Affaire C-75/09
Agra Srl
contre
Agenzia Dogane – Ufficio delle Dogane di Alessandria
(demande de décision préjudicielle, introduite par
la Commissione tributaria provinciale di Alessandria)
«Règlement (CEE) nº 2913/92 — Code des douanes communautaire — Article 221, paragraphes 3 et 4 — Recouvrement a posteriori de la dette douanière — Prescription — Acte passible de poursuites judiciaires répressives»
Sommaire de l'arrêt
Union douanière — Naissance et recouvrement de la dette douanière — Communication au débiteur du montant des droits dans un délai de trois ans à compter de la date de naissance de la dette douanière
(Règlement du Conseil nº 2913/92, art. 221, § 3 et 4)

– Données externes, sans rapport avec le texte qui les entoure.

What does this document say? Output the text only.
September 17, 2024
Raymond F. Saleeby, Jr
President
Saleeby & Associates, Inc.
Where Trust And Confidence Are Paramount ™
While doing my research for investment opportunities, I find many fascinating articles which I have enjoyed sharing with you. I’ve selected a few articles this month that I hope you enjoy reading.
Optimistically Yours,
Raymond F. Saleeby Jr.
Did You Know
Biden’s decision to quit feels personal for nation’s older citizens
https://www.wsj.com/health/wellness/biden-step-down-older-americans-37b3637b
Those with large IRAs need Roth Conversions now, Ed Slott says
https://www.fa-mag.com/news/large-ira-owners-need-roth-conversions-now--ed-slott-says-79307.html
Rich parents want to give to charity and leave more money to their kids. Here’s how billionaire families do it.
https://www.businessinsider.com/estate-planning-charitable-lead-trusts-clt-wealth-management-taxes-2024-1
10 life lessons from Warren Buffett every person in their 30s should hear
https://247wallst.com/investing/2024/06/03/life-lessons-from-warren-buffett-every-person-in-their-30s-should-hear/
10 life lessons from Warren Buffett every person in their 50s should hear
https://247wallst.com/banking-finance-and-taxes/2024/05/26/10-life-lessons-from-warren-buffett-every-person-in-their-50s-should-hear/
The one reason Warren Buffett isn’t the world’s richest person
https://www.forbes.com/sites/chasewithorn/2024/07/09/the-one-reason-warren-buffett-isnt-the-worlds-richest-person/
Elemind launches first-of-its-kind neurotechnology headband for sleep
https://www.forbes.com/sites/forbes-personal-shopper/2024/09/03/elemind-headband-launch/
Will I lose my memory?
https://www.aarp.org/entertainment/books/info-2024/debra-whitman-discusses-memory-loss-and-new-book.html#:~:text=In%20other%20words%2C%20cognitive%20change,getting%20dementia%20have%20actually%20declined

L’article 221, paragraphes 3 et 4, du règlement nº 2913/92, établissant le code des douanes communautaire, tel que modifié par le règlement nº 2700/2000, doit être interprété en ce sens qu’il ne s’oppose pas à une réglementation nationale en vertu de laquelle, lorsque le défaut de paiement des droits de douane a pour origine une infraction pénale, le délai de prescription de la dette douanière commence à courir le jour où la décision ou l’arrêt prononcé à l’issue de la procédure pénale est devenu définitif.
En effet, en premier lieu, l’article 221, paragraphe 4, du code des douanes ne prévoit lui-même aucun délai de prescription, pas plus que les motifs de suspension ou d’interruption de la prescription applicable. En second lieu, en se bornant à se référer aux «conditions prévues par les dispositions en vigueur», l’article 221, paragraphe 4, dudit code opère un renvoi au droit national pour le régime de la prescription de la dette douanière, lorsque celle-ci résulte d’un acte qui était, au moment où il a été commis, passible de poursuites judiciaires répressives.

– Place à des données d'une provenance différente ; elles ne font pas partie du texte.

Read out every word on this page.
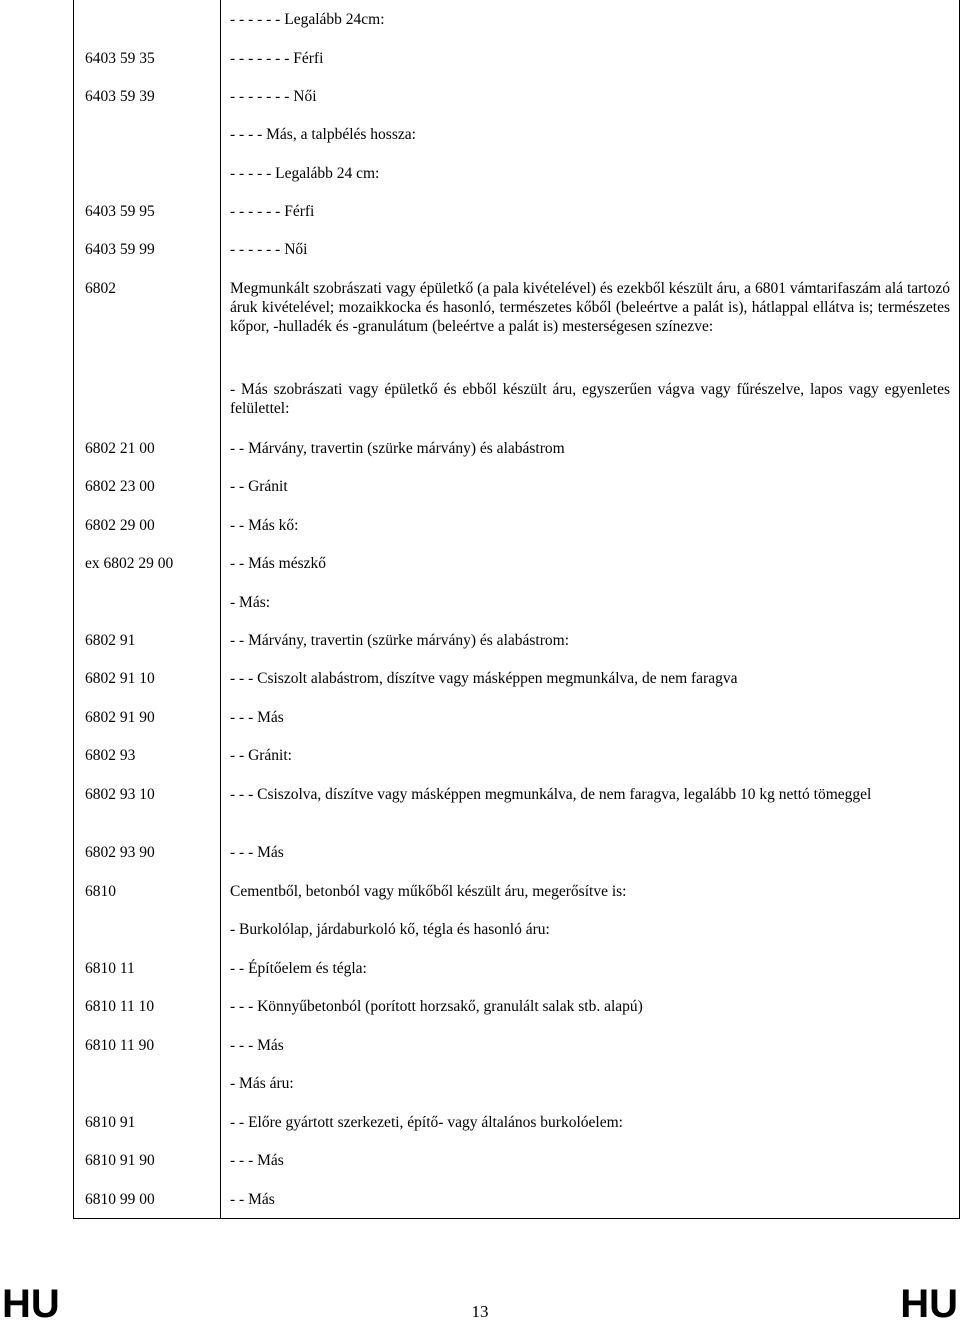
- - - - - - Legalább 24cm:
6403 59 35	- - - - - - - Férfi
6403 59 39	- - - - - - - Női
- - - - Más, a talpbélés hossza:
- - - - - Legalább 24 cm:
6403 59 95	- - - - - - Férfi
6403 59 99	- - - - - - Női
6802	Megmunkált szobrászati vagy épületkő (a pala kivételével) és ezekből készült áru, a 6801 vámtarifaszám alá tartozó áruk kivételével; mozaikkocka és hasonló, természetes kőből (beleértve a palát is), hátlappal ellátva is; természetes kőpor, -hulladék és -granulátum (beleértve a palát is) mesterségesen színezve:
- Más szobrászati vagy épületkő és ebből készült áru, egyszerűen vágva vagy fűrészelve, lapos vagy egyenletes felülettel:
6802 21 00	- - Márvány, travertin (szürke márvány) és alabástrom
6802 23 00	- - Gránit
6802 29 00	- - Más kő:
ex 6802 29 00	- - Más mészkő
- Más:
6802 91	- - Márvány, travertin (szürke márvány) és alabástrom:
6802 91 10	- - - Csiszolt alabástrom, díszítve vagy másképpen megmunkálva, de nem faragva
6802 91 90	- - - Más
6802 93	- - Gránit:
6802 93 10	- - - Csiszolva, díszítve vagy másképpen megmunkálva, de nem faragva, legalább 10 kg nettó tömeggel
6802 93 90	- - - Más
6810	Cementből, betonból vagy műkőből készült áru, megerősítve is:
- Burkolólap, járdaburkoló kő, tégla és hasonló áru:
6810 11	- - Építőelem és tégla:
6810 11 10	- - - Könnyűbetonból (porított horzsakő, granulált salak stb. alapú)
6810 11 90	- - - Más
- Más áru:
6810 91	- - Előre gyártott szerkezeti, építő- vagy általános burkolóelem:
6810 91 90	- - - Más
6810 99 00	- - Más
HU	13	HU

(cf. points 33-36 et disp.)
ARRÊT DE LA COUR (quatrième chambre)
17 juin 2010 (*)
«Règlement (CEE) n° 2913/92 – Code des douanes communautaire – Article 221, paragraphes 3 et 4 – Recouvrement a posteriori de la dette douanière – Prescription – Acte passible de poursuites judiciaires répressives»
Dans l’affaire C‑75/09,
ayant pour objet une demande de décision préjudicielle au titre de l’article 234 CE, introduite par la Commissione tributaria provinciale di Alessandria (Italie), par décision du 28 janvier 2009, parvenue à la Cour le 20 février 2009, dans la procédure
Agra Srl
contre
Agenzia Dogane – Ufficio delle Dogane di Alessandria,
LA COUR (quatrième chambre),
composée de M. J.‑C. Bonichot, président de chambre, Mme C. Toader (rapporteur), MM. K. Schiemann, P. Kūris et L. Bay Larsen, juges,
avocat général: Mme E. Sharpston,
greffier: Mme R. Şereş,
vu la procédure écrite et à la suite de l’audience du 3 mars 2010,
considérant les observations présentées:
– pour Agra Srl, par Me C. D’Andria, avvocato,
– pour le gouvernement italien, par Mme G. Palmieri, en qualité d’agent, assistée de MM. G. Albenzio et F. Arena, avvocati dello Stato,
– pour le gouvernement tchèque, par M. M. Smolek, en qualité d’agent,
– pour le gouvernement grec, par MM. S. Spyropoulos et I. Bakopoulos ainsi que par Mme M. Tassopoulou, en qualité d’agents,
– pour la Commission européenne, par Mme L. Bouyon et M. B.-R. Killmann, en qualité d’agents,
vu la décision prise, l’avocat général entendu, de juger l’affaire sans conclusions,
rend le présent
Arrêt
1 La demande de décision préjudicielle porte sur l’interprétation de l’article 221, paragraphes 3 et 4, du règlement (CEE) n° 2913/92 du Conseil, du 12 octobre 1992, établissant le code des douanes communautaire (JO L 302, p. 1), tel que modifié par le règlement (CE) n° 2700/2000 du Parlement européen et du Conseil, du 16 novembre 2000 (JO L 311, p. 17, ci-après le «code des douanes»).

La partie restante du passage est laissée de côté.